What I Am Leaving Behind

2:27 AM in Seoul | 9:27 PM in Dubai

Last night, I dined with my mother’s mother’s sister’s daughter’s nine year old son. (Dining might be too strong of a word – we went to an “All American Buffet” restaurant in a northern district of Seoul. The food was trying hard to be American, but the various peppers thrown into nearly every dish did not agree with my Boston-raised taste buds.) I didn’t even catch his name. I didn’t know I was related to him until the day before yesterday, because my mother’s mother died nearly 30 years ago and my mother didn’t have the contact information of any of her relatives and she had not been back to Seoul in over 40 years. Thus, when we finally met up with my mother’s mother’s sisters, it was pure and beautiful and lovely and nostalgic and a reminder that time passes and sometimes life just works out.

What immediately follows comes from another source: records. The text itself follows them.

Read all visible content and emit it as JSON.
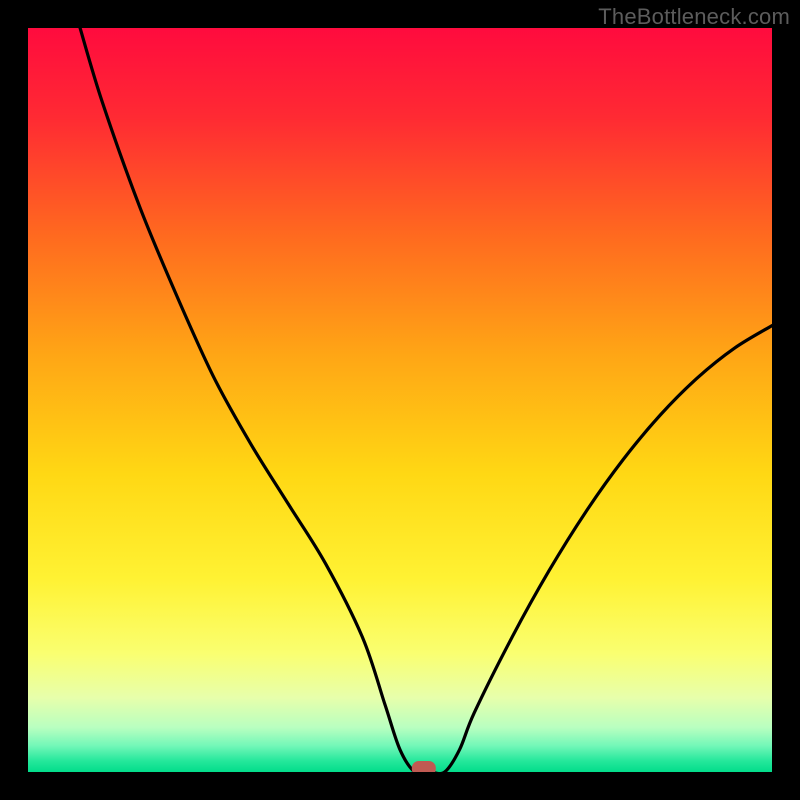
{
  "watermark": "TheBottleneck.com",
  "chart_data": {
    "type": "line",
    "title": "",
    "xlabel": "",
    "ylabel": "",
    "xlim": [
      0,
      100
    ],
    "ylim": [
      0,
      100
    ],
    "grid": false,
    "legend": false,
    "series": [
      {
        "name": "bottleneck-curve",
        "x": [
          7,
          10,
          15,
          20,
          25,
          30,
          35,
          40,
          45,
          48,
          50,
          52,
          54,
          56,
          58,
          60,
          65,
          70,
          75,
          80,
          85,
          90,
          95,
          100
        ],
        "y": [
          100,
          90,
          76,
          64,
          53,
          44,
          36,
          28,
          18,
          9,
          3,
          0,
          0,
          0,
          3,
          8,
          18,
          27,
          35,
          42,
          48,
          53,
          57,
          60
        ]
      }
    ],
    "annotations": [
      {
        "name": "optimum-marker",
        "shape": "rounded-rect",
        "x": 53.2,
        "y": 0,
        "color": "#c05a52"
      }
    ],
    "background_gradient": {
      "stops": [
        {
          "offset": 0.0,
          "color": "#ff0b3e"
        },
        {
          "offset": 0.12,
          "color": "#ff2a33"
        },
        {
          "offset": 0.28,
          "color": "#ff6a1f"
        },
        {
          "offset": 0.44,
          "color": "#ffa615"
        },
        {
          "offset": 0.6,
          "color": "#ffd814"
        },
        {
          "offset": 0.74,
          "color": "#fff233"
        },
        {
          "offset": 0.84,
          "color": "#faff70"
        },
        {
          "offset": 0.9,
          "color": "#e7ffab"
        },
        {
          "offset": 0.94,
          "color": "#b9ffc0"
        },
        {
          "offset": 0.965,
          "color": "#72f7b8"
        },
        {
          "offset": 0.985,
          "color": "#25e89b"
        },
        {
          "offset": 1.0,
          "color": "#02dd8b"
        }
      ]
    }
  }
}
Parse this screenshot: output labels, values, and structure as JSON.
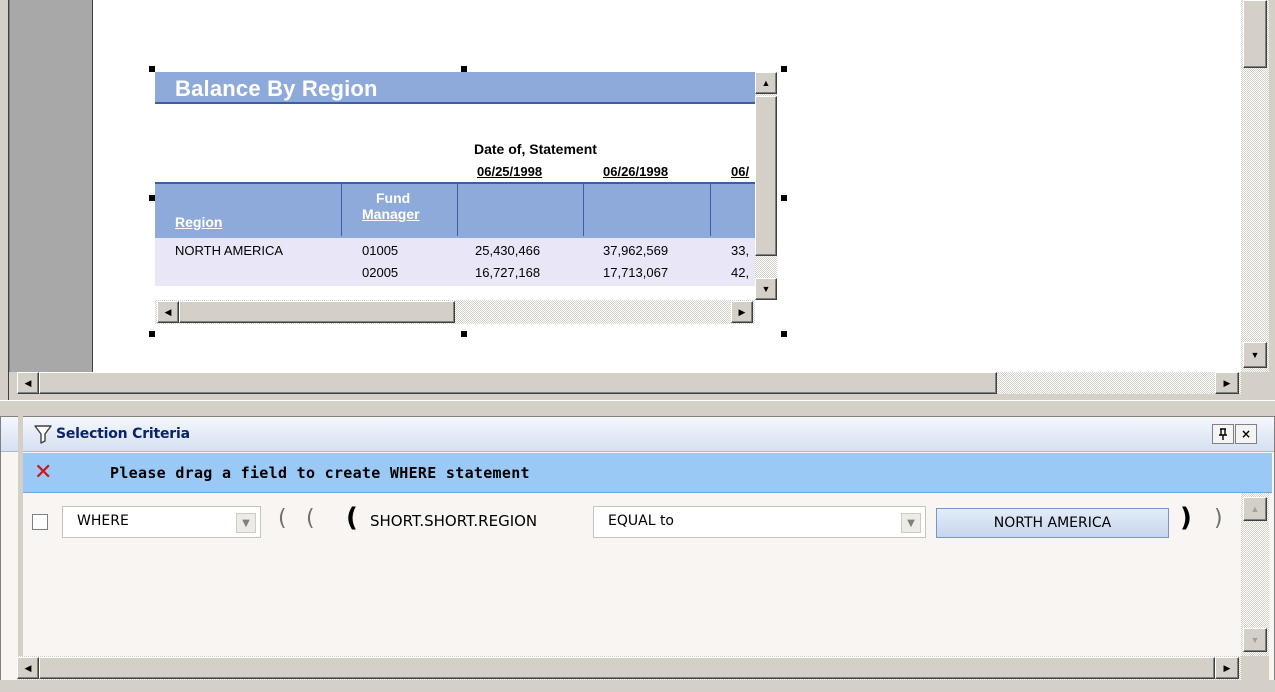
{
  "report": {
    "title": "Balance By Region",
    "column_group_label": "Date of, Statement",
    "date_headers": [
      "06/25/1998",
      "06/26/1998",
      "06/"
    ],
    "row_headers": {
      "region": "Region",
      "fund_manager_line1": "Fund",
      "fund_manager_line2": "Manager"
    },
    "rows": [
      {
        "region": "NORTH AMERICA",
        "fund_manager": "01005",
        "values": [
          "25,430,466",
          "37,962,569",
          "33,"
        ]
      },
      {
        "region": "",
        "fund_manager": "02005",
        "values": [
          "16,727,168",
          "17,713,067",
          "42,"
        ]
      }
    ]
  },
  "panel": {
    "title": "Selection Criteria",
    "pin_label": "A",
    "close_label": "×",
    "hint_icon": "✕",
    "hint_text": "Please drag a field to create WHERE statement",
    "criteria": {
      "clause": "WHERE",
      "open_paren": "(",
      "field": "SHORT.SHORT.REGION",
      "operator": "EQUAL to",
      "value": "NORTH AMERICA",
      "close_paren": ")"
    }
  },
  "icons": {
    "scroll_up": "▲",
    "scroll_down": "▼",
    "scroll_left": "◀",
    "scroll_right": "▶",
    "dropdown": "▼",
    "filter": "filter-icon",
    "pin": "pin-icon"
  },
  "colors": {
    "report_header": "#8eaadb",
    "report_rule": "#3e5ea3",
    "data_band": "#e8e6f7",
    "hint_bar": "#9ac9f6",
    "panel_title": "#0a246a",
    "error_red": "#d11414"
  }
}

He was wearing a bright yellow shirt and red pants. In his two pockets, he carried toy cars, which he gleefully waved in front of my face. He also delighted in mock-punching my brother as we rode up an elevator with buttons that were impossible to press (we went up to the 12th floor, and then promptly came back down). He didn’t speak much English, but when he did, he did so with unbridled enthusiasm and with no fear of mispronunciation. He pointed to different fruits: “grape!” “lemon!” “watermelon!” and smiled at me, his rightmost front tooth missing. I had forgotten that nine-year-olds exist. Children, in my mind, seemed to go from toddlers to middle-schoolers with nothing in between. (Side note: I listened to a podcast on the plane to Dubai, titled “This American Life.” The focus of the latter half of the episode was a grief center for children in Salt Lake City. One nine-year-old girl whose father had committed suicide was interviewed, and the way she spoke was so impressive! She cleanly articulated her feelings and she sounded so sure of herself, so solid. I wonder what I was like as a nine-year-old. (Is this ego? Why must everything come back to me?) I want to spend time with more nine-year-olds.) I am leaving behind this bouncing, laughing, smirking Korean boy who repeated my name 3 times the first time he heard it and stood back in awe as I scooped him green tea ice cream.

Yet, in a bigger sense, the real thing I am leaving behind is intangible, and I don’t even know if I could name it. Culture, perhaps? A sense of belonging? All I know is that my mother, in Seoul, had become whole again and I was privileged to witness it. That, I think, is what I am leaving behind. Coming to America had repressed a crucial part of her, and I hadn’t even realized that until now. One day, we wandered through the shopping district, ignoring the commercial department stores and thoroughly examining the various food vendors lining the street. We ran into an older woman making circular caramelized sugar. She used a tiny pot to heat the sugar, and once it had caramelized, she threw in some sort of baking powder. A few seconds later, the ball of sugar effortlessly fell out of the pot, and she pressed it down with a wooden paddle and stamped it with a heart only to have it rapidly rise (maybe ¼ of an inch?) and harden. The result was a pancake-type, cookie-esque sheet of sugar. My mother said that these treats used to be ten cents, and if you managed to eat around the edge of the heart without breaking it, you would receive another one for free. As soon as she bit into it, she stopped walking. I don’t think she heard any of the people surrounding us; all she felt was her childhood rushing back to her in the form of browned sugar and a misshapen heart. Later, we found a nyengmyun restaurant, and as we sat on the floor, shoeless, my mother drew a diagram of her old house. She even remembered where the water spigot was. I am leaving behind the mother I wish I had been able to know earlier.